Salvatore Quasimodo (1901 – 1968) : Devant le gisant d’Ilaria del Carretto / Davanti al simulacro d’Ilaria Del Carretto
Devant le gisant d’Ilaria del Carretto
Déjà la lune douce éclaire tes collines ;
Au long du Serchio en robes bleues et rouges
Se promènent d’un pas léger les jeunes filles,
Comme de son temps, ô ma chère ; et Sirius
Pâlit, de plus en plus on le voit s’éloigner
Et la mouette sur les grèves délaissées
S’affole. Les amants s’avancent dans la joie
Sous le ciel de septembre et leurs gestes soulignent
Des mots que tu connais, paroles chuchotées.
Ils n’ont plus de pitié. Mais quelle est donc ta plainte,
Ô toi, demeurée seule et captive sur la terre ?
Comme toi je tressaille et d’un même sursaut,
Peut-être de colère et de peur. Qu’ils sont loin
Nos morts ! Mais les vivants le sont encore plus,
Mes lâches compagnons, que fige le silence.
Note : Paolo Guinigi, seigneur de Lucques, fit élever dans la cathédrale de sa ville, un sépulcre
en l’honneur de son épouse, Ilaria del Caretto, décédée deux ans après son mariage.
Traduit de l’italien par Sicca Vernier
in, « Poètes d’Italie. Anthologie, des origines à nos jours »
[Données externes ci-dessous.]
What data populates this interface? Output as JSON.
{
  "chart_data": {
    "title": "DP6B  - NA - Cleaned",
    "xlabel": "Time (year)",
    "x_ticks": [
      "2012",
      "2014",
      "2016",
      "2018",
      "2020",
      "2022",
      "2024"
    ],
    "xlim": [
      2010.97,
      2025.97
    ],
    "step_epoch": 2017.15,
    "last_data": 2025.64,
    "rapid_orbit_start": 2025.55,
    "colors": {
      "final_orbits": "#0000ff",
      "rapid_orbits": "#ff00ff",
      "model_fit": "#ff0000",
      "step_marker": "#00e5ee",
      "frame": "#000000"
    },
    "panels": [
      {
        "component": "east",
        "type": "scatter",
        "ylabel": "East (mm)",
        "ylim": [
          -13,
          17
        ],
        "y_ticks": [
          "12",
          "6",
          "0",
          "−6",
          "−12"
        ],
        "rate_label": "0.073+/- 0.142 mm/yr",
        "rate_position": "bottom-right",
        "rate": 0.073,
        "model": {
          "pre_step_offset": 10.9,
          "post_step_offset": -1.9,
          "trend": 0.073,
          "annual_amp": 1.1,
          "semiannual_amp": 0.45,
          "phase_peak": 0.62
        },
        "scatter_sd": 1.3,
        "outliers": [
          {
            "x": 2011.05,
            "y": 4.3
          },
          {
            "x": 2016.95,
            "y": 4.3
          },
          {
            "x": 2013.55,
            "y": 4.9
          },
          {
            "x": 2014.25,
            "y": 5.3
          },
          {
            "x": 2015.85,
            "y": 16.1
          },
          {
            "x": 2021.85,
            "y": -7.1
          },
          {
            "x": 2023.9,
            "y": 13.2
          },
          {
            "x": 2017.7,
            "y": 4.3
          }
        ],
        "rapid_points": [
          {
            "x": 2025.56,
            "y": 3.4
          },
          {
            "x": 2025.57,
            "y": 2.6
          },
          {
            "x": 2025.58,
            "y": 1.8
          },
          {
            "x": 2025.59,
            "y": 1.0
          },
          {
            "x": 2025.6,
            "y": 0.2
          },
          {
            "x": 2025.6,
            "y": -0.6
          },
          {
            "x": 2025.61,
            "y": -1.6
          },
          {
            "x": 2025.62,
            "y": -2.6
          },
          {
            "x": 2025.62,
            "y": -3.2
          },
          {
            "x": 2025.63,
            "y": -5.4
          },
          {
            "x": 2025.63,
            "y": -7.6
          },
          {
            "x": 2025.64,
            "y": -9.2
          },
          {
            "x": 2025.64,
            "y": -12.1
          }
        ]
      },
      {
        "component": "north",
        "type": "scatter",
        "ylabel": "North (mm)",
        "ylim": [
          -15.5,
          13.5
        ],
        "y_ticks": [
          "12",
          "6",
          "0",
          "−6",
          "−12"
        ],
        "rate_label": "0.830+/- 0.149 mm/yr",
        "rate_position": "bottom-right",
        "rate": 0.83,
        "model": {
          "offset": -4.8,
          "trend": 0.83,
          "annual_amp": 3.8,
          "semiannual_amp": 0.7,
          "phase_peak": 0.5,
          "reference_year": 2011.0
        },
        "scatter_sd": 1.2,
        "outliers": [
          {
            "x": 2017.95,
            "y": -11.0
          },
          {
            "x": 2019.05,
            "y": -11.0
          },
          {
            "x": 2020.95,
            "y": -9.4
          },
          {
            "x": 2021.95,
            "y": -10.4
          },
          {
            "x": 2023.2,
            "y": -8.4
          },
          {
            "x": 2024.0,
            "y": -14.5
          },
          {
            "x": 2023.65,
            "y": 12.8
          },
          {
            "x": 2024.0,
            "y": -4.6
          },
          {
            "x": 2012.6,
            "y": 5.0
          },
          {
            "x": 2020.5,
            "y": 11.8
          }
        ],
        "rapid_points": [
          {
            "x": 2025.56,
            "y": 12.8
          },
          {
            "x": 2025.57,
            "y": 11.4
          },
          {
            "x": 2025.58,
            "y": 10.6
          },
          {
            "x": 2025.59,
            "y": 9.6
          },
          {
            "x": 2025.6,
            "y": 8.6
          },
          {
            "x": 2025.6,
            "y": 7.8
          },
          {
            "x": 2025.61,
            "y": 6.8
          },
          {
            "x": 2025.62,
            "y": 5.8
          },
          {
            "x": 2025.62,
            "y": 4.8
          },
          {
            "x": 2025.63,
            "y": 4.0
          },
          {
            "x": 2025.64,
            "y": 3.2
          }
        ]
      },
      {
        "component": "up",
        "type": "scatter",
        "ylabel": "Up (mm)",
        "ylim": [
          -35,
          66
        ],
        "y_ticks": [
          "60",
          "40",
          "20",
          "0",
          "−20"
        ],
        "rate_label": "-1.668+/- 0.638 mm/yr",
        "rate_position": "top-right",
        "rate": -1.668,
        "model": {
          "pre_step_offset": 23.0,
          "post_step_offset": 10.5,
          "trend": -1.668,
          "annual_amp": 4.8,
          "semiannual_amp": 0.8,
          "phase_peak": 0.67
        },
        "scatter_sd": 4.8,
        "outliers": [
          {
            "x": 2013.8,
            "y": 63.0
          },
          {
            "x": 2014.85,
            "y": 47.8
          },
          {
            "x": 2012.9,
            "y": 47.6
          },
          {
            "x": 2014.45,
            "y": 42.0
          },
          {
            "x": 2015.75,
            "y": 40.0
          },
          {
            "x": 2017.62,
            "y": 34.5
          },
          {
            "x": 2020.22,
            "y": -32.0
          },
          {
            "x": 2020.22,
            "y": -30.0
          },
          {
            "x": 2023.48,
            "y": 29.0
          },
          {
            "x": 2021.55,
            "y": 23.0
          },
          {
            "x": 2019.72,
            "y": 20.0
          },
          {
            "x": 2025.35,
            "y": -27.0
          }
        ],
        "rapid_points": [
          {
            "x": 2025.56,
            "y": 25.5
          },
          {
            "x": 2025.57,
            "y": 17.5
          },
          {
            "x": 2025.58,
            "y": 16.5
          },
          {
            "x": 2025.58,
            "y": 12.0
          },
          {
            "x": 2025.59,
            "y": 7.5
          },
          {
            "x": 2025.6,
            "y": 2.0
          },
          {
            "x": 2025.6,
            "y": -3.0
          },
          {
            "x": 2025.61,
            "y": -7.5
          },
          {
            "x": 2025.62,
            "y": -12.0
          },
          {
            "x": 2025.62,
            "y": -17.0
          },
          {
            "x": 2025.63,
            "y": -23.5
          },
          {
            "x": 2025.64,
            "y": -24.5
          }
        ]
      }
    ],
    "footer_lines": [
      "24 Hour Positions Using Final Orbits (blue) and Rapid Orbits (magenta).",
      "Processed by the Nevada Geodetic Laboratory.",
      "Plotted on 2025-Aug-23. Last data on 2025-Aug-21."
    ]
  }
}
Editions de la Table Ronde, 1999
Devant le gisant d’Ilaria del Carretto
Tes collines déjà sous la tendre lune,
le long du Serchio des filles en robe
rouges et turquoises évoluent légères.
Comme à ta douce époque, ô chère ; et Sirius
s’éclipse, et toute heure s’éloigne,
et la mouette entre en fureur sur les
plages abandonnées. Des amants heureux
vont dans l’air de septembre, leurs gestes accompagnent
les ombres des paroles
que tu connais. Ils sont sans pitié ; et toi
que la terre retient, que pleures-tu ?
Ici restée seule. Mon sursaut
est peut-être le tien, de même colère et frayeur.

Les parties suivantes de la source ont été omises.